NoSQL technologies provide solutions for issues that relational databases cannot provide. At the same time, designing an application on top of a NoSQL technology requires specific technology dependent design decisions and architecture.
This post addresses the issue and explains how to model a real world problem using Azure Table Storage. This is neither an introduction to Azure Table storage nor a code sample, but this post provides the thinking behind designing applications on Azure Table Storage.
Designing in Azure Table Storage
Azure Table Storage is a column store NoSQL data store, it has 4 types of querying practices.
- Point Query – Query based on Partition Key and Row Key, retrieves single entity.
- Range Query – Query based on Partition Key and range of Row Keys, retrieves multiple entities.
- Partition Scan – Partition Key is used but Row Key is not known / not used in the in the query, other non-key fields might be used.
- Table Scan – Partition Key is not used in the query, other key fields might be used.
Think something similar to StackOverflow or MSDN forum. (Be mindful that developing a forum in that scale requires lot more technologies and strategies other than NoSQL). But as a scenario let’s assume we’re going to build a small scale forum with the following features.
- Forum members can post questions under categories.
- Forum members can reply to posts.
- Users have points based on their forum contribution.
In modeling our application in the Azure Table Storage, we need to identify the tables first. Users, Posts, Replies and Categories are the main tables.
Categories table can have single partition or may be two partitions – Active and Archived.
Row Key has been used to store the category name, in the entity class CategoryName has IgnoreProperty attribute, which makes it virtual and there will not be a physical column called CategoryName in the table. Since category name is the Row Key under a partition there won’t be duplicates in category names within the partition.
Keep the fixed Partition Keys as enums, this avoids mistakes (mostly typing mistakes in dealing with strings) in defining Partition Keys.
A simple query (partition scan) to retrieve all Active categories.
Users table has a special design, email address and password are used as credentials. So email address should be unique across the entire Users table regardless of the Partition Key – Row Key combination. So are we going to design the Users table in a single partition with email being the Row Key ?
This is possible but it is not a good design practice, dumping millions of user records under single partition.
The strategy is simple bucketing, I define 6 partitions for the Users table with Partition Key simply being a single number, like 1 to 6. And allocate email addresses based on their first letter.
Consider, that any email address starting from ‘a’ to ‘d’ go to partition 1, email addresses starting from ‘e’ to ‘h’ go to partition 2 like shown in the table below. This achieves both the uniqueness of the email address across the table and gives the partition scalability.

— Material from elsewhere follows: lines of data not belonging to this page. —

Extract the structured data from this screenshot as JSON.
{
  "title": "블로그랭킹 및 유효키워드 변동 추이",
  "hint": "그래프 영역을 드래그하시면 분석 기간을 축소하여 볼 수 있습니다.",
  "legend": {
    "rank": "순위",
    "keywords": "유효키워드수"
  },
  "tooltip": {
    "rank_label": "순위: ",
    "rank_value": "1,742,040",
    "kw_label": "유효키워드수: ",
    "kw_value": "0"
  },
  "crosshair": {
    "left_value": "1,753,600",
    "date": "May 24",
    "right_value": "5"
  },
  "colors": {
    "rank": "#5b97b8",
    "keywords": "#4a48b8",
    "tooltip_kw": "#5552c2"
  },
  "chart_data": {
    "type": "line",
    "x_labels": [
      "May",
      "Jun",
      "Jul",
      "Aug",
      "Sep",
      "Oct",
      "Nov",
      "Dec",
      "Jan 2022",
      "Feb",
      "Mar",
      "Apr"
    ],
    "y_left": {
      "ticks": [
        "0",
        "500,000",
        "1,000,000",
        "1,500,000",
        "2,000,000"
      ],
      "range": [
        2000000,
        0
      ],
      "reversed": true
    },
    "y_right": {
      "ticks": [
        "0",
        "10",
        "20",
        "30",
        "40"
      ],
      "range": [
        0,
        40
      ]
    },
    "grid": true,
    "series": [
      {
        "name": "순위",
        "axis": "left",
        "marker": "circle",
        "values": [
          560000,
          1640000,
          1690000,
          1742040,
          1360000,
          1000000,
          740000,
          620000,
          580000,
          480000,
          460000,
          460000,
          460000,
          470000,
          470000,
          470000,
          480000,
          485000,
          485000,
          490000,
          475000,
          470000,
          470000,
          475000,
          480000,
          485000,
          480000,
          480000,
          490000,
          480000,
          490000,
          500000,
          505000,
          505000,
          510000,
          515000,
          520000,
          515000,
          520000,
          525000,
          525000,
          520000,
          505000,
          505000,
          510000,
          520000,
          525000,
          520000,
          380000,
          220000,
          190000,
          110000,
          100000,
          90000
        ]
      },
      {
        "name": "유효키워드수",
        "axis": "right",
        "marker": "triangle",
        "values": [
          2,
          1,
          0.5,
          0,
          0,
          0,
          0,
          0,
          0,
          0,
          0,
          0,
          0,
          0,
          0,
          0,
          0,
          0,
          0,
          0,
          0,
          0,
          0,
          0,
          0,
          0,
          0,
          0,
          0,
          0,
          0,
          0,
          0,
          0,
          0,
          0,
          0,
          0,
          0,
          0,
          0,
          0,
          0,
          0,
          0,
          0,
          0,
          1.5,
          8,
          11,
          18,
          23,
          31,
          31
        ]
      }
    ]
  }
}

A simple method like below would decide the Partition Key.
Posts table would be a straight forward design with Partition Key being the category name and PostId (GUID) would be the Row Key. Posts of each category live in a separate parition.
Like the Category entity, Post entity class will link Partition Key and Row Key using two properties CategoryName and PostId respectively marked with the IgnoreProperty attribute. See the code snippet given below.
If you think, using category names as Partition Keys would outgrow the rows in a single partition since one category can have hundreds of thousands of rows, you can concatenate the category name along with the year and create partitions like Azure-2015, Azure-2016 or use any other possible variable.
But the point is, making sure that you can calculate the Partition Keys from a formula gives you the ability to limit your queries maximum to Partition Scans.
In this scenario, Replies table can take two highly possible designs.
First, there is no separate table for Replies, use the Posts table with an additional column called ParentId. Posts will have an empty ParentId and replies will have values for ParentId of the post they are made to. Replies also go to the same partition as Posts.
Second design is having a separate table for Replies – I would personally go for this design as we can have more detailed information specific to replies.
Partition Key would be the category name and Row Key would be the Reply ID. PostId would be another column. So in order to find the replies of a Post we would trigger a Partition Scan.
Designing an application on top of any NoSQL technology requires specific planning and architecture based on the domain and the selected NoSQL platform. The knowledge of the underlying NoSQL technology is very essential in order to make the design efficient.
For example, in the above design if we get a requirement to show the recent 20 posts in the home page, regardless of the category, this would definitely trigger a Table Scan and also we have to bring all the posts and sort it based on the TimeStamp property.
So a good decision would be having another temporary table to keep the top 20 posts, when a new post is added the Id of the post will be updated in that table and removing the last old one. We can use write behind strategies in the application to do this.
So make sure that you design the application for the technology in a correct and efficient way.
The biggest misleading point I always here in the industry is, NoSQL development is easy and takes less time. Those two arguments are subjective and also you need to compare it with some other technology, commonly they do the comparison with relational database technologies. But in my experience I don’t see any significant time savings in using a NoSQL technology. But there are other benefits for sure.